Japanese students hold mock conference on nuclear abolition


When Russian president Vladimir Putin ordered his country’s nuclear forces to be put on standby in February, he prompted fears the world was closer to nuclear war than it had been in decades. Amid this heightened state of tensions, a group of Japanese students held an online event to discuss the urgent need for the world to move toward nuclear abolition.

Atomic bomb survivor Tomonaga Masao started off the event by expressing his concerns about the Russian invasion. He said it was important for young people to speak out for peace.
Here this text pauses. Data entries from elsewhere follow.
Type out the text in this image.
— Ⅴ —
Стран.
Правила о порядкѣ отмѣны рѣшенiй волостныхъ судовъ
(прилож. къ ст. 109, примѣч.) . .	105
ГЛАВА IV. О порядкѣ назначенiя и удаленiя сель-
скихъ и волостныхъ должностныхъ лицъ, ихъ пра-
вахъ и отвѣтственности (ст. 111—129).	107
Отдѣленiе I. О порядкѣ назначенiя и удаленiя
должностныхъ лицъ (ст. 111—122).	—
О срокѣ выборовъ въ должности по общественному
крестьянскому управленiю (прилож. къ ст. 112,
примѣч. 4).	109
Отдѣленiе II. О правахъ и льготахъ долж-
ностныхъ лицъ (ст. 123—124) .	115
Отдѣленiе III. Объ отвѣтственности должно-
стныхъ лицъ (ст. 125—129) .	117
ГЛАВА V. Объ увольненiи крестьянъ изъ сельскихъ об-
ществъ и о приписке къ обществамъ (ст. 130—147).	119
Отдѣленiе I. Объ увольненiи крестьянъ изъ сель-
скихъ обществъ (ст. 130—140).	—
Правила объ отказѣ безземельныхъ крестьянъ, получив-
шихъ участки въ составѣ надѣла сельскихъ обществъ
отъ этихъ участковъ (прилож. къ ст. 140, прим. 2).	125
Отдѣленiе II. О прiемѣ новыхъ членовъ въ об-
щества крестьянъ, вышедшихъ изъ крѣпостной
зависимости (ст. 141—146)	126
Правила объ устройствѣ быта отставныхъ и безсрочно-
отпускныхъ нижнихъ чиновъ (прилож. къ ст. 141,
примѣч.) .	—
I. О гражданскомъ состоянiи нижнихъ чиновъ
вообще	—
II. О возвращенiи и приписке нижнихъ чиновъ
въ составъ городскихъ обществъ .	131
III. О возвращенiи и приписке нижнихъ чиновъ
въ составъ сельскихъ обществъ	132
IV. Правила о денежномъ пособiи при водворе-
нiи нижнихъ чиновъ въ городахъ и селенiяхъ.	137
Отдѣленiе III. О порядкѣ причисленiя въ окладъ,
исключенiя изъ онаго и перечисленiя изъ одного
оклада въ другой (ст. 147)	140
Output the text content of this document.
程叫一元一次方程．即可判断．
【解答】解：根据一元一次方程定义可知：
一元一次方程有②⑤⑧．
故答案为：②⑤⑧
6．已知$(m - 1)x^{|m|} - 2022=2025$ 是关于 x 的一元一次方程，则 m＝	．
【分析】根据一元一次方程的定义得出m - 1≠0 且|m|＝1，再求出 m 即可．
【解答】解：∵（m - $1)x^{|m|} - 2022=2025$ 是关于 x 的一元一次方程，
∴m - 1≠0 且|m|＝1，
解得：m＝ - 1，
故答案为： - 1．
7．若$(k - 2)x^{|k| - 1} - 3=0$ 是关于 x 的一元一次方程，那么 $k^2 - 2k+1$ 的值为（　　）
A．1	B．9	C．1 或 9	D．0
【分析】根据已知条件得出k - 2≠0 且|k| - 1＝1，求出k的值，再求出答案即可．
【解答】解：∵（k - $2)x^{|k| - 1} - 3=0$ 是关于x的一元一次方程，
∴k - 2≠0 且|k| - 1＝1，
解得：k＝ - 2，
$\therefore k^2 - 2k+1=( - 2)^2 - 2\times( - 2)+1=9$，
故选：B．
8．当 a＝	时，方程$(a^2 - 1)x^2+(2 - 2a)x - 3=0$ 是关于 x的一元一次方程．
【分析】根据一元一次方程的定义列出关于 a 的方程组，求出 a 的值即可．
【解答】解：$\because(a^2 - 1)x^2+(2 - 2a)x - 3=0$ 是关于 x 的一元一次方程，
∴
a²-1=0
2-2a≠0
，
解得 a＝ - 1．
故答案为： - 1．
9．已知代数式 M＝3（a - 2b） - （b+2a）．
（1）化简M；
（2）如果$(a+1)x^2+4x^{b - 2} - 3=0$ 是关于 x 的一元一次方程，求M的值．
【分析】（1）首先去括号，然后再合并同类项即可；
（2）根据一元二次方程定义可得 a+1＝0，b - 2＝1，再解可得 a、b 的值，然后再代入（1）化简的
Tomonaga said, “We are closer to a situation where nuclear weapons are used than ever before.” And he added, “I hope we have a constructive conversation that shows world leaders why this can never be allowed to happen.”

Around 30 students from high schools and universities across Japan took part in the event, which was a mock conference of the parties to the Treaty on the Prohibition of Nuclear Weapons.

Each student was given the role of a state delegate or NGO representative.

One participant said, “It’s time for us to think about what nuclear weapons are, and what kind of world we want to live in. We must make practical proposals for our generation to solve this problem.”

The discussion lasted for 7 hours. Many students expressed their belief that the use of nuclear weapons would bring about unimaginable horror and must be avoided at all costs.

But one student representing China offered a contrasting view. She said the current geopolitical situation made nuclear deterrence necessary.

She said, “China has nuclear weapons for self-defense. The security situation around our country has been getting worse every year. We will not abolish nuclear weapons under the current international community, which pushes its values ​​and political systems on other countries.”

At the end of the event, student Takagaki Keita presented a final statement urging nuclear-armed countries to never use their weapons and to work toward abolition.

Takagaki said, “I can’t imagine what atomic bomb survivors and activists are feeling right now. But I am very sad and frustrated. We have to discuss the issue after learning about it properly, and not just criticize.”

The actual meeting of the parties will take place this June. The students said they hope their message will remind world leaders of their responsibility to protect humanity from nuclear disaster.